[SIGCIS-Members] Should we aspire to be featured in or write for the New Yorker?

Thomas Haigh thaigh at computer.org
Tue Oct 14 09:33:35 PDT 2014


Hello everyone,

 

I'd like to thank Ian and Bernard for their thoughtful contributions.

 

Here's a bigger question that comes to mind as I ponder all the issues
raised over the last few days in this stimulating conversation. Just for the
moment, let's assume that whatever outrage anyone might be feeling is just a
product of submersion in an unworldly academic culture. Let's assume that
Evgeny Morozov and Janet Browne are entirely correct. That this is just how
highbrow journalism works. The New Yorker does things in a particular way.
Call it editorial determinism. There could only be one mention of Eden
Medina, "entertaining" was just the right word, and it had to come in the
tenth paragraph.
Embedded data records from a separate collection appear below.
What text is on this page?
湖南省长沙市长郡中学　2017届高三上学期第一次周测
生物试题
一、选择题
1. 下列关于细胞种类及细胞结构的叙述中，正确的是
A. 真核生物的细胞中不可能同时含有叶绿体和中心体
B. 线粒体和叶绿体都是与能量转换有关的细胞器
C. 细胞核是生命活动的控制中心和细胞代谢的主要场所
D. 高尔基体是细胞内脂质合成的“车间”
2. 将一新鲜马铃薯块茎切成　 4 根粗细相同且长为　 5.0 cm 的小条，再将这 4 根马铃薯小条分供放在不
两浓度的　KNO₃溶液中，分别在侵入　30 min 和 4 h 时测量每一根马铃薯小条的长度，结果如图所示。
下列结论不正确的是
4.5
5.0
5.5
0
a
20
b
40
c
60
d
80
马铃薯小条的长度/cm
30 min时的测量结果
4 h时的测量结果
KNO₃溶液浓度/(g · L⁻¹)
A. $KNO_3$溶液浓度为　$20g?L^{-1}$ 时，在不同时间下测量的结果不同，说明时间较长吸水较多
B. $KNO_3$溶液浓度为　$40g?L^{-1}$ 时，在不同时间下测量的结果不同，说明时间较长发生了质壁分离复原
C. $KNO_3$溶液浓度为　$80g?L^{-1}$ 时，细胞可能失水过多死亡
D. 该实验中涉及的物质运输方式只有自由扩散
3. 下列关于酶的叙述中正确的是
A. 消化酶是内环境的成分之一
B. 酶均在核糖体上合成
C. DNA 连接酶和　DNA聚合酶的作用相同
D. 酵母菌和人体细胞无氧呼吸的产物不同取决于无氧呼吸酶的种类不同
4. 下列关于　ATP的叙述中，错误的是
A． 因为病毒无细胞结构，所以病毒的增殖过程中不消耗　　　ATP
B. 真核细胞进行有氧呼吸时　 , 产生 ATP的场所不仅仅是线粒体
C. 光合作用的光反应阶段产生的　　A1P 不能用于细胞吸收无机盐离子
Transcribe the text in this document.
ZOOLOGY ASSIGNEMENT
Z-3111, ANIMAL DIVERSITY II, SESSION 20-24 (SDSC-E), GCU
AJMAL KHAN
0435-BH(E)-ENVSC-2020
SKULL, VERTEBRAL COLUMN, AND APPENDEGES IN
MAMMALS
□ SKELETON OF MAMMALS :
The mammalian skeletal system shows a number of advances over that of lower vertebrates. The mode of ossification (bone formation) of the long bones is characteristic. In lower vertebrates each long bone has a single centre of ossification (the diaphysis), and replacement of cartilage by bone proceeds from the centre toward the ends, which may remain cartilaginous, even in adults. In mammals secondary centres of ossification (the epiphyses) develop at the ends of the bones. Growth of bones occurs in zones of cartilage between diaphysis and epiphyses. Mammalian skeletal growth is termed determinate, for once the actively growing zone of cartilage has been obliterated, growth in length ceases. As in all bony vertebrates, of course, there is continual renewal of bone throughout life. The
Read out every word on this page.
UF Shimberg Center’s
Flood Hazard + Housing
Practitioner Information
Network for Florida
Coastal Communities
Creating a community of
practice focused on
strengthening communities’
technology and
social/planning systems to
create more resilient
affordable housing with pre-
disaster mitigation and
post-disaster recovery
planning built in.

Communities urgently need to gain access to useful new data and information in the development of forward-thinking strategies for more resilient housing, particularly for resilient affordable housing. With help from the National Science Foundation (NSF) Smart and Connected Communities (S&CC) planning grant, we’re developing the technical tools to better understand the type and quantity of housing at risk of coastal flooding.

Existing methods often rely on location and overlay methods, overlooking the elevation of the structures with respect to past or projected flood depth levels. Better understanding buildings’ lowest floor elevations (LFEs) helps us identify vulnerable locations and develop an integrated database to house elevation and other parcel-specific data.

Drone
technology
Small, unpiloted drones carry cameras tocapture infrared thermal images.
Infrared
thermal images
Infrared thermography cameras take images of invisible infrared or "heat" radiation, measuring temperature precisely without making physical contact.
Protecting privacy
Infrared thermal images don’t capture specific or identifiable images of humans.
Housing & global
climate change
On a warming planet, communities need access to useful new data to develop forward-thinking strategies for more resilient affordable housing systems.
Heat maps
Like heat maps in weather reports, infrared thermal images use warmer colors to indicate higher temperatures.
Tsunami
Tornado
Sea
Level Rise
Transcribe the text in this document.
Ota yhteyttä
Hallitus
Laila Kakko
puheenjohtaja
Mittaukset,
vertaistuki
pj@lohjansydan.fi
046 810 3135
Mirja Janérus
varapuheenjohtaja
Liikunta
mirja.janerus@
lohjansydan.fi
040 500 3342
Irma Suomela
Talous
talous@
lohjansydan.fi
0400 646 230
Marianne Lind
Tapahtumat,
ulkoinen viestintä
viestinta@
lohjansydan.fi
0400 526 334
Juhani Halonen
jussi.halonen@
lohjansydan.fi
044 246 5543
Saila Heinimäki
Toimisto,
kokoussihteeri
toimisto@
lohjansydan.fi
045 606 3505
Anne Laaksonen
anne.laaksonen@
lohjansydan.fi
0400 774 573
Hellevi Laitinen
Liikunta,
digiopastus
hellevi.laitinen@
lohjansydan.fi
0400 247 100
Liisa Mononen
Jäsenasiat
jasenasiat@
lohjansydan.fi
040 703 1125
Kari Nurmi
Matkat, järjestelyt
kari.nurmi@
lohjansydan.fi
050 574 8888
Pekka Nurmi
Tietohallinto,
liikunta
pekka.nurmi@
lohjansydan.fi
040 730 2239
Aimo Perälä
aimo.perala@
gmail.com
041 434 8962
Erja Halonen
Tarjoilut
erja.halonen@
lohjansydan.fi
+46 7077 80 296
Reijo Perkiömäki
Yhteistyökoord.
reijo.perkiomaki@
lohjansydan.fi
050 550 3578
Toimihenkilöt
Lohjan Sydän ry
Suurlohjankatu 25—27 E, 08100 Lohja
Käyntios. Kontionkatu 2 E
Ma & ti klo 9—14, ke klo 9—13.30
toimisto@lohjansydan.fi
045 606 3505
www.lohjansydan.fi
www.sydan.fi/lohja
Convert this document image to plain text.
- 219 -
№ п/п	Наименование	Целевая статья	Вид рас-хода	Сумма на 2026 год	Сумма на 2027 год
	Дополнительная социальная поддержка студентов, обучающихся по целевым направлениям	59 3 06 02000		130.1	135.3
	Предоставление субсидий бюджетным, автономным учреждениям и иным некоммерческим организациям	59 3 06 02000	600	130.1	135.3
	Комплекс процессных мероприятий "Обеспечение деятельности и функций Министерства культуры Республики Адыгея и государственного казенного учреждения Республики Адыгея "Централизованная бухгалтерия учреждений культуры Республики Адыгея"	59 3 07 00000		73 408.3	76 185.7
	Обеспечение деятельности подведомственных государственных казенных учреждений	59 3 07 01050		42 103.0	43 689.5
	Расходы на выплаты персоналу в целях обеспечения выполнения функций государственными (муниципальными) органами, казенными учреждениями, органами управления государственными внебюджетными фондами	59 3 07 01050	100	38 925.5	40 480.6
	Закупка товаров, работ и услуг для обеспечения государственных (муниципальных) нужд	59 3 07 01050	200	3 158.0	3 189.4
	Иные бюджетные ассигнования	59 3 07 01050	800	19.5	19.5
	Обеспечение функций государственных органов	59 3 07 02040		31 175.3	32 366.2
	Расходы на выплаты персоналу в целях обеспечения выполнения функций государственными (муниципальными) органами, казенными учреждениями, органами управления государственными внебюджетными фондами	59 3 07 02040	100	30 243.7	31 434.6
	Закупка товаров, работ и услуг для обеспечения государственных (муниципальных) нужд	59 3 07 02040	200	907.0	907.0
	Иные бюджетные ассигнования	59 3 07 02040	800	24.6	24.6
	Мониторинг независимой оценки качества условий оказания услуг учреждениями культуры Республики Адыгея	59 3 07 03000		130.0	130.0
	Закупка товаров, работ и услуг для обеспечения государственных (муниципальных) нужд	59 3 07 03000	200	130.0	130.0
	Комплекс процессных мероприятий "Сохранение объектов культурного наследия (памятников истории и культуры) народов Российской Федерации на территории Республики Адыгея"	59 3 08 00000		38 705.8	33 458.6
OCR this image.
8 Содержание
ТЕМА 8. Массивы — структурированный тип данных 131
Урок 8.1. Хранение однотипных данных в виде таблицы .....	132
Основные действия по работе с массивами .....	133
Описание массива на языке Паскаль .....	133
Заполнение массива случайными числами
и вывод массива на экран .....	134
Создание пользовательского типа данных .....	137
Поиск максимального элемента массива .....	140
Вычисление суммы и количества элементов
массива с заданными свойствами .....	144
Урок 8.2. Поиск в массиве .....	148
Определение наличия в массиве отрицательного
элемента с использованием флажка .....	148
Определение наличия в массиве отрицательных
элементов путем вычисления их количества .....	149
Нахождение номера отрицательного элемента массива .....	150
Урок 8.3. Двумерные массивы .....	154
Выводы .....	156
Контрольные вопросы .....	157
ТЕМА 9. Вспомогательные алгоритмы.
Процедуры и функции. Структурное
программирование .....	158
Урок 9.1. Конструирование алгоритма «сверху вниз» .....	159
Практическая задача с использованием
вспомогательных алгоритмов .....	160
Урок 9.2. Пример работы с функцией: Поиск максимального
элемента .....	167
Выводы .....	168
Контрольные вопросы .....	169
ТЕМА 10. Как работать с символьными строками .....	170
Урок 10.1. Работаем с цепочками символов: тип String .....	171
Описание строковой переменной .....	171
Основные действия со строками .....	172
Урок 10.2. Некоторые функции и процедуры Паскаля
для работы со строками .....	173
The New Yorker prose aesthetic provided no alternatives.
The Tumblr and twitter responses from Morozov resolved the matter. There
will be no apology. There should be no apology. 

 

Let's assume that these are indeed the only terms on which the work of an
award winning scholar can be popularized in the New Yorker. That these are
the only terms on which a pugilistic public intellectual who is also a
Harvard graduate student can or should engage with the work of an award
winning scholar on the pages of the New Yorker. Take it or leave it.

 

I'd bet that many historians dream of one day having their work profiled at
length in the New Yorker, or, even less plausibly, of themselves being
invited to contribute to its hallowed pages. Having that happen might seem
like winning the lottery. But if nothing at all went wrong here, perhaps it
shouldn't. Maybe the dream is more of a nightmare. Perhaps the New Yorker
and scholarship are best kept apart.